When Svanstrom arrived with much fanfare on 6th March 2023 he would have been confident that his inherited share price of 440p would be a distant lowlight when his third anniversary came around. As it opened at 415p on Thursday the relentless pressure of maintaining the FTSE 100’s most-profitable company (70% margin v London Stock Exchange at 50% and InterContinental Hotels at 35% at second and third) must have been taking its toll.
It’s very unlikely that it will remain the FTSE 100’s most-profitable company by Wednesday this week, as it’s odds-on to drop out to the FTSE 250 - unless it can find +£300m in extra market cap in Monday and Tuesday’s trading. That would only really be possible if it was the subject of another takeover bid – and REA Group has its own -50% share plunge to deal with due to the same reason, AI. Other suitors are unlikely to ride to the rescue either, because the relegation will further depress market sentiment and make RM even cheaper due to ‘tracker’ funds having to automatically sell RM shares because it’s no longer a FTSE 100 stock.
As Svanstrom cracks opens the Crémant on his third anniversary at Rightmove next weekend, he’ll be getting used to a new life in the FTSE 250 alongside Gregg’s, Hollywood Bowl and Big Yellow Storage.

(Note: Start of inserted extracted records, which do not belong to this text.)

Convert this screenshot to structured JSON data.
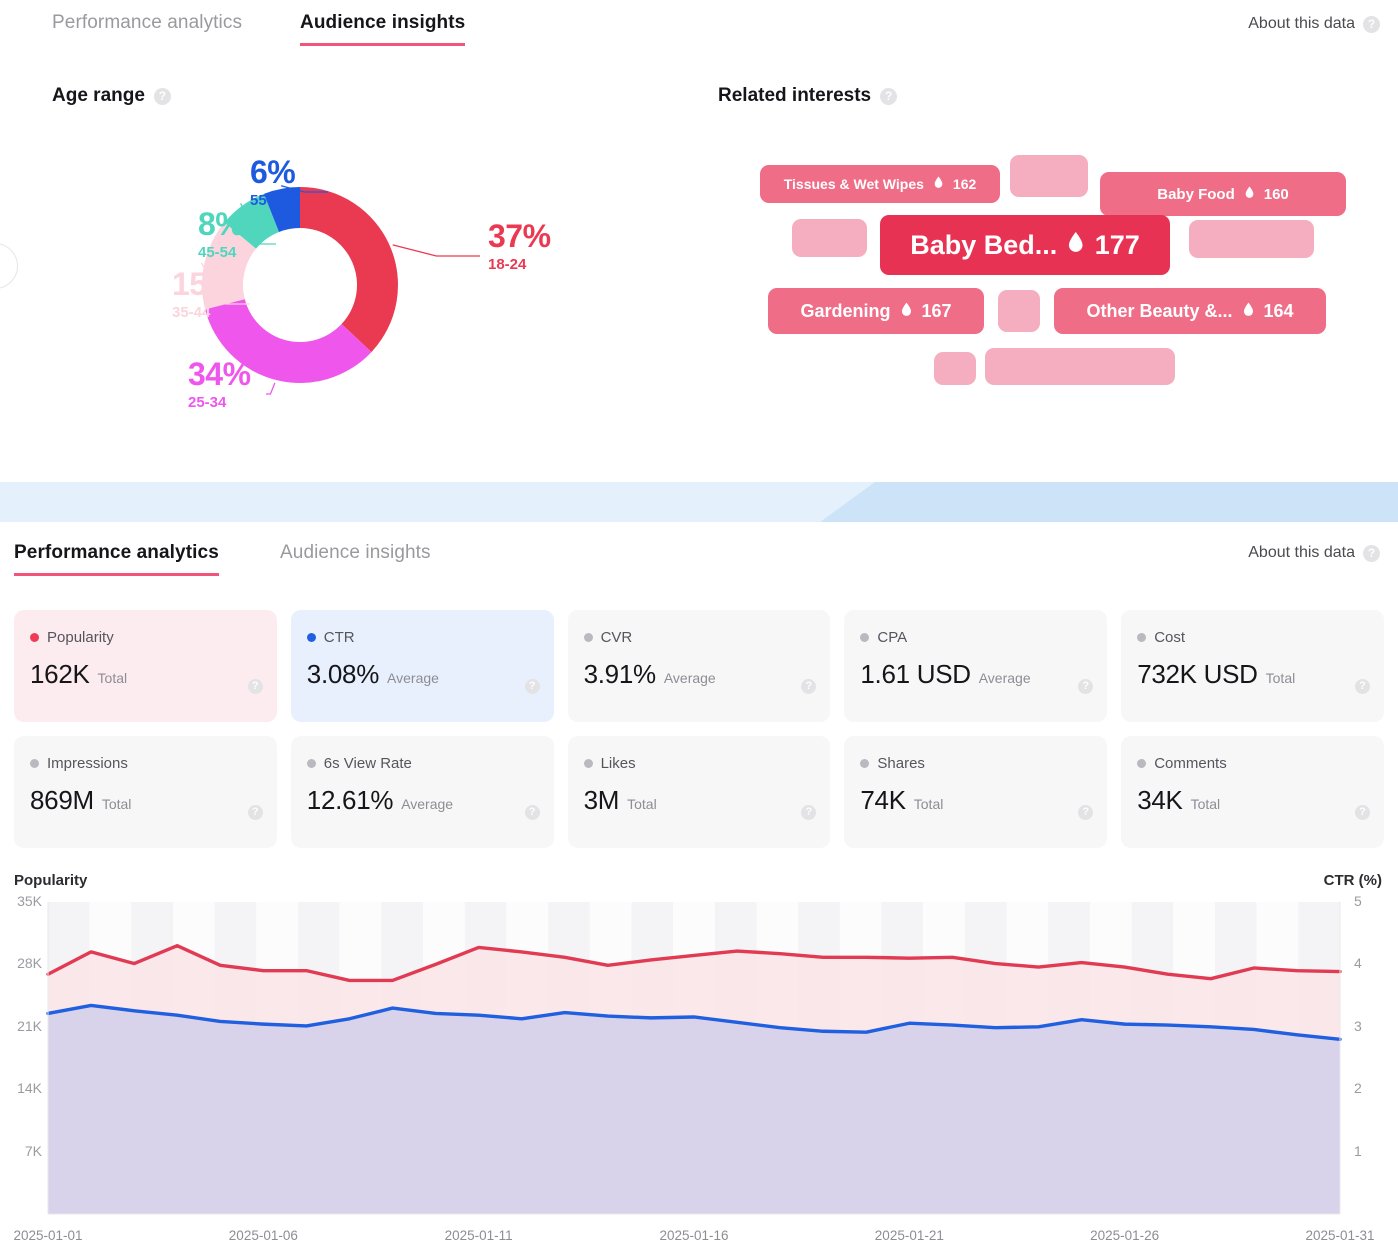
{
  "section1": {
    "tabs": [
      {
        "label": "Performance analytics",
        "active": false
      },
      {
        "label": "Audience insights",
        "active": true
      }
    ],
    "about_label": "About this data",
    "age_title": "Age range",
    "interests_title": "Related interests",
    "help_icon": "help-circle-icon",
    "age_chart": {
      "type": "pie",
      "title": "Age range",
      "categories": [
        "18-24",
        "25-34",
        "35-44",
        "45-54",
        "55+"
      ],
      "values": [
        37,
        34,
        15,
        8,
        6
      ],
      "labels": [
        "37%",
        "34%",
        "15%",
        "8%",
        "6%"
      ],
      "colors": [
        "#ea3a52",
        "#ef57ec",
        "#fbd4dd",
        "#4fd6bd",
        "#1e5ae0"
      ],
      "unit": "%",
      "donut": true
    },
    "interests": [
      {
        "label": "Tissues & Wet Wipes",
        "value": "162",
        "icon": "flame-icon",
        "color": "#ef6d86",
        "font": 14
      },
      {
        "label": "Baby Food",
        "value": "160",
        "icon": "flame-icon",
        "color": "#ef6d86",
        "font": 15
      },
      {
        "label": "Baby Bed...",
        "value": "177",
        "icon": "flame-icon",
        "color": "#e83253",
        "font": 27
      },
      {
        "label": "Gardening",
        "value": "167",
        "icon": "flame-icon",
        "color": "#ef6d86",
        "font": 18
      },
      {
        "label": "Other Beauty &...",
        "value": "164",
        "icon": "flame-icon",
        "color": "#ef6d86",
        "font": 18
      }
    ]
  },
  "section2": {
    "tabs": [
      {
        "label": "Performance analytics",
        "active": true
      },
      {
        "label": "Audience insights",
        "active": false
      }
    ],
    "about_label": "About this data",
    "metrics": [
      {
        "name": "Popularity",
        "value": "162K",
        "agg": "Total",
        "dot": "red"
      },
      {
        "name": "CTR",
        "value": "3.08%",
        "agg": "Average",
        "dot": "blue"
      },
      {
        "name": "CVR",
        "value": "3.91%",
        "agg": "Average",
        "dot": "grey"
      },
      {
        "name": "CPA",
        "value": "1.61 USD",
        "agg": "Average",
        "dot": "grey"
      },
      {
        "name": "Cost",
        "value": "732K USD",
        "agg": "Total",
        "dot": "grey"
      },
      {
        "name": "Impressions",
        "value": "869M",
        "agg": "Total",
        "dot": "grey"
      },
      {
        "name": "6s View Rate",
        "value": "12.61%",
        "agg": "Average",
        "dot": "grey"
      },
      {
        "name": "Likes",
        "value": "3M",
        "agg": "Total",
        "dot": "grey"
      },
      {
        "name": "Shares",
        "value": "74K",
        "agg": "Total",
        "dot": "grey"
      },
      {
        "name": "Comments",
        "value": "34K",
        "agg": "Total",
        "dot": "grey"
      }
    ]
  },
  "chart_data": {
    "type": "area",
    "title": "",
    "ylabel": "Popularity",
    "y2label": "CTR (%)",
    "xlabel": "",
    "ylim": [
      0,
      35000
    ],
    "y2lim": [
      0,
      5
    ],
    "yticks": [
      "7K",
      "14K",
      "21K",
      "28K",
      "35K"
    ],
    "ytick_values": [
      7000,
      14000,
      21000,
      28000,
      35000
    ],
    "y2ticks": [
      "1",
      "2",
      "3",
      "4",
      "5"
    ],
    "y2tick_values": [
      1,
      2,
      3,
      4,
      5
    ],
    "xticks": [
      "2025-01-01",
      "2025-01-06",
      "2025-01-11",
      "2025-01-16",
      "2025-01-21",
      "2025-01-26",
      "2025-01-31"
    ],
    "grid": false,
    "legend": "none",
    "x": [
      "2025-01-01",
      "2025-01-02",
      "2025-01-03",
      "2025-01-04",
      "2025-01-05",
      "2025-01-06",
      "2025-01-07",
      "2025-01-08",
      "2025-01-09",
      "2025-01-10",
      "2025-01-11",
      "2025-01-12",
      "2025-01-13",
      "2025-01-14",
      "2025-01-15",
      "2025-01-16",
      "2025-01-17",
      "2025-01-18",
      "2025-01-19",
      "2025-01-20",
      "2025-01-21",
      "2025-01-22",
      "2025-01-23",
      "2025-01-24",
      "2025-01-25",
      "2025-01-26",
      "2025-01-27",
      "2025-01-28",
      "2025-01-29",
      "2025-01-30",
      "2025-01-31"
    ],
    "series": [
      {
        "name": "Popularity",
        "axis": "left",
        "color": "#e13b53",
        "fill": "#fae4e8",
        "values": [
          26900,
          29400,
          28100,
          30100,
          27900,
          27300,
          27300,
          26200,
          26200,
          28000,
          29900,
          29400,
          28800,
          27900,
          28500,
          29000,
          29500,
          29200,
          28800,
          28800,
          28700,
          28800,
          28100,
          27700,
          28200,
          27700,
          26900,
          26400,
          27600,
          27300,
          27200
        ]
      },
      {
        "name": "CTR",
        "axis": "right",
        "color": "#1f5fe0",
        "fill": "#d6d2ea",
        "values": [
          22500,
          23400,
          22800,
          22300,
          21600,
          21300,
          21100,
          21900,
          23100,
          22500,
          22300,
          21900,
          22600,
          22200,
          22000,
          22100,
          21500,
          20900,
          20500,
          20400,
          21400,
          21200,
          20900,
          21000,
          21800,
          21300,
          21200,
          21000,
          20700,
          20100,
          19600
        ]
      }
    ]
  }
}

This is a big moment – but also potentially a dangerous one for those who consider it a victory. As he has made clear with his ‘unthinkable AI’ comment, he is going to fight even harder to dominate the UK property industry in the decades to come.
Those that have been – and will be – hugely disadvantaged by RM’s relentless revenue rise, the ‘unthinkable’ needs to be thought. And planned for. And executed upon.
The pressure on Johan Svanstrom hasn’t evaporated with his £90m share buyback. For change in the property industry to be permanent, that pressure will need to be remain significant and unrelenting.